Eu até poderia criticar a animação facial dos personagens nesta remasterização ou mesmo durante os combates, fazendo com que eles pareçam duros e artificiais, mas o que realmente me incomodou na parte gráfica foi a limitada distância em que os cenários são gerados. Explorar a Nova Inglaterra no jogo é viver com uma irritante névoa que não nos permite ver o que está mais longe e depois de ficar deslumbrado com os vastíssimos cenários do Odyssey, foi muito desanimador subir num enorme edifício aqui e só conseguir ver algumas poucas quadras.
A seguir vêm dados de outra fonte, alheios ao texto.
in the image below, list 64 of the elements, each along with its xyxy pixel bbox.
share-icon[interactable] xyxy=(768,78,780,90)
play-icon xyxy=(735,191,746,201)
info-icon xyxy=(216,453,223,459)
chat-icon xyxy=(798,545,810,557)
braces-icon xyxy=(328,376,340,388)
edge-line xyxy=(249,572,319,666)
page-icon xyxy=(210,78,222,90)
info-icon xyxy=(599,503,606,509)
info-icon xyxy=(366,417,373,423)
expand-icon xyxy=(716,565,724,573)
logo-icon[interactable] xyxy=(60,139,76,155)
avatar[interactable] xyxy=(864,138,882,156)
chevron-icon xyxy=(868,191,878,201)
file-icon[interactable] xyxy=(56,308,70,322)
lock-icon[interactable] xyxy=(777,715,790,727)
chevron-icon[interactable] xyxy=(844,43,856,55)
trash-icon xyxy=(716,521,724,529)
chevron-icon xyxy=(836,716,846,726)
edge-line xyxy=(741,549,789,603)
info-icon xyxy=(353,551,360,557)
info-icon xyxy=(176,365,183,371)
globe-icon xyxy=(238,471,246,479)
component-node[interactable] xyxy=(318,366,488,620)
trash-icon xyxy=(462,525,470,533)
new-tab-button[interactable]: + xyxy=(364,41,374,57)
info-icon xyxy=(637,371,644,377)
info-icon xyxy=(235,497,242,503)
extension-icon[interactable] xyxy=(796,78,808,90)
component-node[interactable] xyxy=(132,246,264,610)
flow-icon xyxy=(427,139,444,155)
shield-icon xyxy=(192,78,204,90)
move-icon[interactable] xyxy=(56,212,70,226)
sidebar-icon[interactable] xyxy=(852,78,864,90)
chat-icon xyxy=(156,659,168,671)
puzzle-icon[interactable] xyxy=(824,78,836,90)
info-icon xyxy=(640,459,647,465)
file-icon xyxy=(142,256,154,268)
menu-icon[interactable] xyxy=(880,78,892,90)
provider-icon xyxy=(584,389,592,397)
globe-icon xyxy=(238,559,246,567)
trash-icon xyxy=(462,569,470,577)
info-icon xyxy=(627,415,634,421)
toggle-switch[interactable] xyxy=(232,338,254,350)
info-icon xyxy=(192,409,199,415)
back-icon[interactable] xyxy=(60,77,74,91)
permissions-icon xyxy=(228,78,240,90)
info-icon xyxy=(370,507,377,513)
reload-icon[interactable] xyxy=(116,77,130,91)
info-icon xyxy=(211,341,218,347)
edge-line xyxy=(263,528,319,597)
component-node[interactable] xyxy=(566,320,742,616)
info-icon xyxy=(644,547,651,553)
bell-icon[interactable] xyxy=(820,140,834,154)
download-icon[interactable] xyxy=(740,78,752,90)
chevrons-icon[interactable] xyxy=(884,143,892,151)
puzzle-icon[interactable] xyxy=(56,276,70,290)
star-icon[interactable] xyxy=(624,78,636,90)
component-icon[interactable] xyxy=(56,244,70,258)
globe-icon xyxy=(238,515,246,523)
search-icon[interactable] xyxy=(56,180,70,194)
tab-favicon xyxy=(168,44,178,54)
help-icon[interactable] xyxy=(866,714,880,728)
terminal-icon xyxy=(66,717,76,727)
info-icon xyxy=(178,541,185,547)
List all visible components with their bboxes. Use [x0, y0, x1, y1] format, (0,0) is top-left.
Poderia ter sido um remake

A diferença entre trabalhar em uma remasterização ou refazer um jogo do zero é evidente, com os estúdios precisando investir muito mais tempo e dinheiro no segundo caso. Por isso é compreensível que a Ubisoft tenha optado por relançar o Assassin's Creed III com apenas algumas melhorias e assim permitir que um novo público tenha acesso ao jogo.
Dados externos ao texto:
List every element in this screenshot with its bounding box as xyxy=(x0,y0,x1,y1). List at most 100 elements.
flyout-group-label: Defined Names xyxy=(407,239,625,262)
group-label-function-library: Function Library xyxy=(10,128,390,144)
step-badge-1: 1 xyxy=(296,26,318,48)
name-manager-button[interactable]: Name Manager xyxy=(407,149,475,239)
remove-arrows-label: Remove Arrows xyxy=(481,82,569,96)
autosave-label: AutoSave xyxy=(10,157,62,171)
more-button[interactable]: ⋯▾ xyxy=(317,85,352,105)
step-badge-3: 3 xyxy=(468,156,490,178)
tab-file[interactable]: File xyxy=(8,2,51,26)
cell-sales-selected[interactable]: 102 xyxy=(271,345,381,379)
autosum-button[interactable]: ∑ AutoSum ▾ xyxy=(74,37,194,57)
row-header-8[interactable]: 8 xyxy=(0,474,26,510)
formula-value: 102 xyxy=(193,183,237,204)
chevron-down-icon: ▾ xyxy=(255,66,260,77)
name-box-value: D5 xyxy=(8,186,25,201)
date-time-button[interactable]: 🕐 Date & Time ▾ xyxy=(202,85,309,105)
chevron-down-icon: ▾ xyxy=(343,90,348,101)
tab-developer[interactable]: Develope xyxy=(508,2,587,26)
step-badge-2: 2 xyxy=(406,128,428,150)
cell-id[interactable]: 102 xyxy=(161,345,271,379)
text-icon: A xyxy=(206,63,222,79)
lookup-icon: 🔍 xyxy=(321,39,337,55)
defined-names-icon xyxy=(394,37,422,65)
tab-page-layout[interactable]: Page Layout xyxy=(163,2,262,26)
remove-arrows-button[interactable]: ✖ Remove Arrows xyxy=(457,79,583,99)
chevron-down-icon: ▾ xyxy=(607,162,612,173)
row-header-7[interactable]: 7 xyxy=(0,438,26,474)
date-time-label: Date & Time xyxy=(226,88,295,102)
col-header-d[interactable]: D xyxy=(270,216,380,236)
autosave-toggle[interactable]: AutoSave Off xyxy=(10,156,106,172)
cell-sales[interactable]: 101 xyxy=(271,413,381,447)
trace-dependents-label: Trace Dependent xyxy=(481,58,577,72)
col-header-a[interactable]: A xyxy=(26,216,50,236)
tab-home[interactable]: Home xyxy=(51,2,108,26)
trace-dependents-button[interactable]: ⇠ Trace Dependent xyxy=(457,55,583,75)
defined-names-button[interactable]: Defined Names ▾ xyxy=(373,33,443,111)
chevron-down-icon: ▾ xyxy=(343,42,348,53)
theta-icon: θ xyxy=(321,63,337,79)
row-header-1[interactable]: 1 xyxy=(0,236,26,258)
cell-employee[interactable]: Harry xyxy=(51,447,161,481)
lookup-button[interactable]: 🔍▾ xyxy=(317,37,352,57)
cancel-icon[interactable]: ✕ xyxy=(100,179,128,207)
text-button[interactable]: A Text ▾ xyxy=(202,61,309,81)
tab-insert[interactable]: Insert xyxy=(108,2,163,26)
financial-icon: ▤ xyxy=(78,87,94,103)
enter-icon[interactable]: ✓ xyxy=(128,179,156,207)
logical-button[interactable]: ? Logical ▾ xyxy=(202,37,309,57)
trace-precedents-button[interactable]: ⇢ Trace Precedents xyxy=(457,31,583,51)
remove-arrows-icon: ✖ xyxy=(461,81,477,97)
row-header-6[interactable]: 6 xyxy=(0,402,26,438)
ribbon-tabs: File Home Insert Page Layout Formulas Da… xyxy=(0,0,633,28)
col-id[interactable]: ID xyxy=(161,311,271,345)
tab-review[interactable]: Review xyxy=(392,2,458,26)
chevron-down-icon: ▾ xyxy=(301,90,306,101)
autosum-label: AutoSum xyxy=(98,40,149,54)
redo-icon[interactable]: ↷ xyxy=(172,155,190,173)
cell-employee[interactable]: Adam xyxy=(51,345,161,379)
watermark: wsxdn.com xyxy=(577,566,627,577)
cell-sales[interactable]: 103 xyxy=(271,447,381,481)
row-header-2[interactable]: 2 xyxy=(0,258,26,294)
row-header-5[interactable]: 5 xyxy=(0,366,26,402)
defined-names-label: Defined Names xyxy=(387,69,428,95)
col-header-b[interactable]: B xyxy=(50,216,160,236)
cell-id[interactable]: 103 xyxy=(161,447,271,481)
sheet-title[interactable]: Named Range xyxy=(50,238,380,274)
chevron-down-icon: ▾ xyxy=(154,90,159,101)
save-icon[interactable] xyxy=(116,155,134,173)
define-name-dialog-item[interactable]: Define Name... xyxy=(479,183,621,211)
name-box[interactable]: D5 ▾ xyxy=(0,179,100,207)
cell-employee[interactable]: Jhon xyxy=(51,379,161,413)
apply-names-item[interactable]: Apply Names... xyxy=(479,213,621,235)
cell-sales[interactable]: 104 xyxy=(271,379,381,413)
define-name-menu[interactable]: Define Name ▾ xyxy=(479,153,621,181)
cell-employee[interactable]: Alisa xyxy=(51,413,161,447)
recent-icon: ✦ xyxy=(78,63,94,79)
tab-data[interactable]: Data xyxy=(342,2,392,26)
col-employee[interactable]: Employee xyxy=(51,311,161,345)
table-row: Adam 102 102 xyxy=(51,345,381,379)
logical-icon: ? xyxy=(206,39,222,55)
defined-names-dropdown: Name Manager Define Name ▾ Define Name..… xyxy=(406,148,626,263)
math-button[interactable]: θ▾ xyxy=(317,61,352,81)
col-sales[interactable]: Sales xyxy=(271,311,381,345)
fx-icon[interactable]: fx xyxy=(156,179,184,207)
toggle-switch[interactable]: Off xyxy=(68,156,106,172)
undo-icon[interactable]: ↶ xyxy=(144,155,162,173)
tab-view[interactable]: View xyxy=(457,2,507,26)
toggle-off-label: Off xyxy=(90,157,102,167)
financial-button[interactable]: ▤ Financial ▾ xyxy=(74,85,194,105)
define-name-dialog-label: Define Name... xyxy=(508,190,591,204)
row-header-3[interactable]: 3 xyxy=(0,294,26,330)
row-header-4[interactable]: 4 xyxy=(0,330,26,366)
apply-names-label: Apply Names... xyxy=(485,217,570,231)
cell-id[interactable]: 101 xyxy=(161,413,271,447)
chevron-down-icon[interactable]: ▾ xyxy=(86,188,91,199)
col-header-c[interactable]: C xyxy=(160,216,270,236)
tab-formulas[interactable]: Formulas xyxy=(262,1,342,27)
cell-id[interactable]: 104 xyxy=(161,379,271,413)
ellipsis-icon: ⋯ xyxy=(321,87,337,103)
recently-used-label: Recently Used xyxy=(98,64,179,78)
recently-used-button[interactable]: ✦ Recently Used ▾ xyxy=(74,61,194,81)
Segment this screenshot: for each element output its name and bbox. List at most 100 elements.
Porém, ao fazer isso a empresa sabia que muitos dos problemas seriam mantidos e por mais que eles tenham se esforçado para corrigir alguns deles, a maneira como o Assassin's Creed III foi estruturada não permite grandes mudanças sem um remake. Ou seja, se você jogou o original e não gostou dele, dificilmente essa remasterização conseguirá lhe fazer mudar de opinião. Já no caso de tê-lo curtido, este relançamento deve ser encarado apenas como uma tentativa de reviver os bons momentos, já que não existe muitas novidades que justifiquem experimentá-lo.

Conclusão

Disponível gratuitamente para quem possui o passe de temporada do Assassin's Creed Odyssey, o Assassin's Creed III Remastered pode servir como um bom registro histórico, até por ser uma espécie de elo de transição entre os primeiros capítulos da franquia e aqueles mais modernos.

Para mim, a maneira como a série passou a funcionar a partir do Assassin's Creed Origin é muito melhor e depois de jogar essa remasterização passei a achar que, se não fosse pelos erros cometidos na aventura de Connor Kenway, talvez as mudanças nunca tivessem acontecido.